If it wasn’t her baby brother’s wee wee she saw, who was it’s? I asked her. She informed me, very matter of fact like, that it was a little boy in her class. Hmmm. How is that? So, I asked her some more questions just to try and understand how it is that my three year old daughter was able to see the wee wee of a little boy while he went pee pee at school. I was very perplexed indeed.
I asked her, specifically, if the girls and boys went to the potty together at the same time. She said yes. I just couldn’t believe it. She turned a little red, blushing, while giggling behind her hand as she said it again. “I saw his wee wee.” I turned a little red with anger that I was not aware of this before now.
Oh, geez. Great! Just great. Exactly the conversation I wanted to have with my three year old. NOT! I thought I had at least two more years before I started filling her in about the birds and bees. Somehow, seeing a little boy’s wee wee other than her brother’s was more delicate and mature. I couldn’t just tell her it is a wee wee because he is a boy. She was giggling and blushing. It was more. It was the birds and the bees. It was serious. I had to explain the whole boys have a penis and girls have a vagina to my three year old. I was not happy. With Angel Girl I took it slow and told her what was appropriate to her age when she asked me. So, I had to tell a giggling, blushing Sweet Bear at least the very basics.
I always answered Angel Girl honestly in a way she would understand without giving her the complete details. At least I had some experience in this matter from dealing with Angel Girl. Actually, this past summer I got lots of experience when she asked me one question after another every single day about her blossoming body. Even at Christmas, during her two weeks here in France, there where days I felt like it was Sexual Education class and I was the teacher. I guess that is what it was and it is better that I am teaching her about the birds and bees rather than a teacher or worse other kids.

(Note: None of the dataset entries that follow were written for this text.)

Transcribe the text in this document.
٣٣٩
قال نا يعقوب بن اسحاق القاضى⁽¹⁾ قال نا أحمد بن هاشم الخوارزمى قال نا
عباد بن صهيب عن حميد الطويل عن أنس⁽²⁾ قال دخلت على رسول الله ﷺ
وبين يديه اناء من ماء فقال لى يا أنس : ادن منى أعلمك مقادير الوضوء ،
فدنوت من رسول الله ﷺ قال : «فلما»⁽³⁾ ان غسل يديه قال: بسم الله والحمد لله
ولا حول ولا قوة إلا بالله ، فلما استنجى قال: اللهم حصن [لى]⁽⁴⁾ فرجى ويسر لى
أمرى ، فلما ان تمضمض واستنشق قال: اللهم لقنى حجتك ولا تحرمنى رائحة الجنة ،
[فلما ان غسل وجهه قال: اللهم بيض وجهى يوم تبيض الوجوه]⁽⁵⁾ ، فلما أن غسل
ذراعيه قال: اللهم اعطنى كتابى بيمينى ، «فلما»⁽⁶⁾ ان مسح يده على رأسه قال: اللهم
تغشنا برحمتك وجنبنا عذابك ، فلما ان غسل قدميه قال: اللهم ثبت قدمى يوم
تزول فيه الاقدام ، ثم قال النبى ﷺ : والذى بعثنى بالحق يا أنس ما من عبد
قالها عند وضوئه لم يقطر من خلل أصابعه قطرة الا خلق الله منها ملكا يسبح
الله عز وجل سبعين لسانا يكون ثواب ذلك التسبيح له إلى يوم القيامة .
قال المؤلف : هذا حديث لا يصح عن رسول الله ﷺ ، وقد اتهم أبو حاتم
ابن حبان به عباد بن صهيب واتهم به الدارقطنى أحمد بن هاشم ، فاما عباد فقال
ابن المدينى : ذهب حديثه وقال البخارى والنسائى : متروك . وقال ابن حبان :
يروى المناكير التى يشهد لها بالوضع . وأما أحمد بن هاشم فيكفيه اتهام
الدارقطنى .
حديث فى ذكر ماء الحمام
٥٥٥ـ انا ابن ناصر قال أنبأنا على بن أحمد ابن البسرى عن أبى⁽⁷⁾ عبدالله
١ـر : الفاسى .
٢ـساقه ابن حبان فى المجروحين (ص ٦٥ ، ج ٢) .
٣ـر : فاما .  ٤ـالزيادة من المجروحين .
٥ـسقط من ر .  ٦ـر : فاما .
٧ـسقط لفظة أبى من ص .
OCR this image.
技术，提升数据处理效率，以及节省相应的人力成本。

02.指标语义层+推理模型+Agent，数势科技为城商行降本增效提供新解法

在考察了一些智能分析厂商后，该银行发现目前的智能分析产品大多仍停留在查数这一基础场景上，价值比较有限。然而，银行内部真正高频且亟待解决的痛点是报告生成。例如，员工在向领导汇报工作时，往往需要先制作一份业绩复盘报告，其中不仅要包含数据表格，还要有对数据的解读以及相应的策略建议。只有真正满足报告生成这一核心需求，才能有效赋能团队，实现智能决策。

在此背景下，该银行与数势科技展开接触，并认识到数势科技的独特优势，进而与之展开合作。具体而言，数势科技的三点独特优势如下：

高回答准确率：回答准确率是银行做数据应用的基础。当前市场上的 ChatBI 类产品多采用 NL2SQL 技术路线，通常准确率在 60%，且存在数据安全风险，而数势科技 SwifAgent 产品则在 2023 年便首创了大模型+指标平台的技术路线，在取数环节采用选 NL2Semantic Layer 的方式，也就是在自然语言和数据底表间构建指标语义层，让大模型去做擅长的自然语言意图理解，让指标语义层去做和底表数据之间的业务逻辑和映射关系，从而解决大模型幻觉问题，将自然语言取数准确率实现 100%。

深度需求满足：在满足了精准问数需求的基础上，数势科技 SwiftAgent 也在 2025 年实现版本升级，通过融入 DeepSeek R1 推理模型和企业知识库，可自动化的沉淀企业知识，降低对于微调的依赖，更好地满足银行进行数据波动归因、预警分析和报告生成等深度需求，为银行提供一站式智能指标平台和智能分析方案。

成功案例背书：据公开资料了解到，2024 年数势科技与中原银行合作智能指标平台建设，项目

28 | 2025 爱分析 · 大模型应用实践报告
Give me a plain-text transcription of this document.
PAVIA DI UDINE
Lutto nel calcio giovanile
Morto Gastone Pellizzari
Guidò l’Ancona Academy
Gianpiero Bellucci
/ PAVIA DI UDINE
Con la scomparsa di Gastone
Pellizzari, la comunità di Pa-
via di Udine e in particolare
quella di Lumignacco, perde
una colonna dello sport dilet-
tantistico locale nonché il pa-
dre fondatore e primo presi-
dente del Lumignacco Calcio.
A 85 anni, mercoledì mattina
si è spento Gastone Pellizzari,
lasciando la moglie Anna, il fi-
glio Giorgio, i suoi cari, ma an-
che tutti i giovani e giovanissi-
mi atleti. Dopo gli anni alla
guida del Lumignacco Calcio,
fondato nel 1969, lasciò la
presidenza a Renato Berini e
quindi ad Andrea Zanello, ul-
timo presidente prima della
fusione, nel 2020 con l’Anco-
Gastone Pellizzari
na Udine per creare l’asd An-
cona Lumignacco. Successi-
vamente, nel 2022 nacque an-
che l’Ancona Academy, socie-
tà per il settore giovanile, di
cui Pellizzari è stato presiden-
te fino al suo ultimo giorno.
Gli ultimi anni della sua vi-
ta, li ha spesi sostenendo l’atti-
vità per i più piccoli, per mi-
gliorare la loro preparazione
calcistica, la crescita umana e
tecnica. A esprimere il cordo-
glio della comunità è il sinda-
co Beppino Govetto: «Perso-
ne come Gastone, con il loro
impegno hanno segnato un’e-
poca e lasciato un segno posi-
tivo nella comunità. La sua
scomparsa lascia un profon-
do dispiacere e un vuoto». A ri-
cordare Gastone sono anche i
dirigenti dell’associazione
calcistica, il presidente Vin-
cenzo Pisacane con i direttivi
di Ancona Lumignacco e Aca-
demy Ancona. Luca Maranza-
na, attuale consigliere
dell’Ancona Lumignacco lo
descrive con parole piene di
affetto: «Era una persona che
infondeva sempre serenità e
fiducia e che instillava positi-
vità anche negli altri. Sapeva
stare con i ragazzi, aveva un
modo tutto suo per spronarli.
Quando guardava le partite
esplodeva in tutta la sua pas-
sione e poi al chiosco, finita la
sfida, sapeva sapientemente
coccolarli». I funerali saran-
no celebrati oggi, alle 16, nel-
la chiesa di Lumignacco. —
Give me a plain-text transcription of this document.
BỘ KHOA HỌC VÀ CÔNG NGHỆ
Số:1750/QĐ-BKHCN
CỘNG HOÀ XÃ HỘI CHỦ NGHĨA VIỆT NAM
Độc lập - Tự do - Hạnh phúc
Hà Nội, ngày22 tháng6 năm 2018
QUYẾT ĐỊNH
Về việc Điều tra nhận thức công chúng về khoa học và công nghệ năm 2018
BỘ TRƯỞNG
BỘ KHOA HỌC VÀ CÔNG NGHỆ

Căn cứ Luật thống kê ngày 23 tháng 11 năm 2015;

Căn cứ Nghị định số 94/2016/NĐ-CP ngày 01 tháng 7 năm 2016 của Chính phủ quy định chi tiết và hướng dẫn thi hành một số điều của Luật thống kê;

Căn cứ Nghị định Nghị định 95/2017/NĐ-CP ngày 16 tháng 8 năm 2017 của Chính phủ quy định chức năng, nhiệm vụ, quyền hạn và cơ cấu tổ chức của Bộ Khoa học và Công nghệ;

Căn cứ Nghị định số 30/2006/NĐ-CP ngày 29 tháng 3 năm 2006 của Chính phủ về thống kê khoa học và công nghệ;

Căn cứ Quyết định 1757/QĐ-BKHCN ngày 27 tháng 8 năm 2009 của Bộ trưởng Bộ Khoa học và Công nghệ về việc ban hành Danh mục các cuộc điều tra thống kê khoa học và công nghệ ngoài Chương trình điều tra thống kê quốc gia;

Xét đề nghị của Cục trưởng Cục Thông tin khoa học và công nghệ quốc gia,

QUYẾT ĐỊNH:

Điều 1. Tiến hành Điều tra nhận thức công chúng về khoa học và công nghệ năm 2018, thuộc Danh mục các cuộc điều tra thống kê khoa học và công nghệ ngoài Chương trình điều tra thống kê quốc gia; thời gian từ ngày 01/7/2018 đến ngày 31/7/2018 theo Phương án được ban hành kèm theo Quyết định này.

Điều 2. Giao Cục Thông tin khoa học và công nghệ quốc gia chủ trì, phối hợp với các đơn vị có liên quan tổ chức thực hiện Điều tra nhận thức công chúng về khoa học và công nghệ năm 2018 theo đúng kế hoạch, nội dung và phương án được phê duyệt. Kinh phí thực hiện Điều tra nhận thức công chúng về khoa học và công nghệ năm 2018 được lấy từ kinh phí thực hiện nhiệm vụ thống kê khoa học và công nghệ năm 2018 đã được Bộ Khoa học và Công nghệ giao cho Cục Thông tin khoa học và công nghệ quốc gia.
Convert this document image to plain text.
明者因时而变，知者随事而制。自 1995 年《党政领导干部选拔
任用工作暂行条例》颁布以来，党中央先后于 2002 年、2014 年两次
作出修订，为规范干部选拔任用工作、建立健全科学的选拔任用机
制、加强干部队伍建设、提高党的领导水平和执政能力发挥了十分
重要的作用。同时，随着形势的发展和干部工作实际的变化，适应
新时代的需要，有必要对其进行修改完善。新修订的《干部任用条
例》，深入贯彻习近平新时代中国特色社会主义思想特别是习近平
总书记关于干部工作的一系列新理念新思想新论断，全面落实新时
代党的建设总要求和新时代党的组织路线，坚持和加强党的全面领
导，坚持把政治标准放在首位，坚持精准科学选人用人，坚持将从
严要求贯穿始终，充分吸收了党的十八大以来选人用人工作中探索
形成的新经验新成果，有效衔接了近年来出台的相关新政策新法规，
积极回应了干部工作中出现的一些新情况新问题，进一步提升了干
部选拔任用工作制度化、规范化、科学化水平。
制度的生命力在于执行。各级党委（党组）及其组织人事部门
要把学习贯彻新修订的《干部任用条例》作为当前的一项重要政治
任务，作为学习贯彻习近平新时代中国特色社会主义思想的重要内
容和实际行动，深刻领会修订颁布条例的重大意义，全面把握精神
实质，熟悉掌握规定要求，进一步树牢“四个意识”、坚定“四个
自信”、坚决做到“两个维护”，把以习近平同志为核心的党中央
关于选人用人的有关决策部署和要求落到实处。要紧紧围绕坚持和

Sweet Bear and I had a conversation about the fact that little boys have wee wee’s like Boy Blue and we call them a penis. I gave her the correct names for the parts and that is good, for now. Whew! For some reason, the fact that there are more of these strange people, besides her brother, with strange things between their legs never occured to her. She must of thought Boy Blue was just a freak of nature or something.
She continued to giggle blushing behind her hand telling me again and again that she saw a wee wee like Boy Blue’s. “Mama, he has a wee wee like Boy Blue. It is funny.” Yes, don’t you see me laughing? It is hilarious. Now, where is your French father so he can explain all this to me, the uptight puritan, as he likes to call, us….Americans.
It turns out he doesn’t remember how it went at his maternel. Well, that is a relief. If he doesn’t remember then maybe it isn’t a big deal. Sweet Bear won’t either.
I am not happy that Sweet Bear is going to the restroom with boys. However, she is French and we live in France. It is her culture. French are not more sex crazed than any other country of people. So, I am sure she will be fine. It is me, the American, that must adjust, not her.
Since moving and living in France the past two years, I am much more laid back in regard to these matters. I can remember bathing with my brother and boy cousins up until I was four or five. So, how is this any different?
I did ask her teacher about the matter since my husband didn’t remember how it went in his maternel. I wanted to be certain I understood Sweet Bear correctly in this delicate matter. Her teacher told me that the boys and girls do use the restroom together and that there is a small divider between the two areas (one area for boys and one area for girls). However, some of the girls will peak around the divider out of curiousity.
Oh, great! It means my little Sweet Bear is a peeping bear. I told her to quit peeping. We, uptight puritan Americans, have our standards, after all.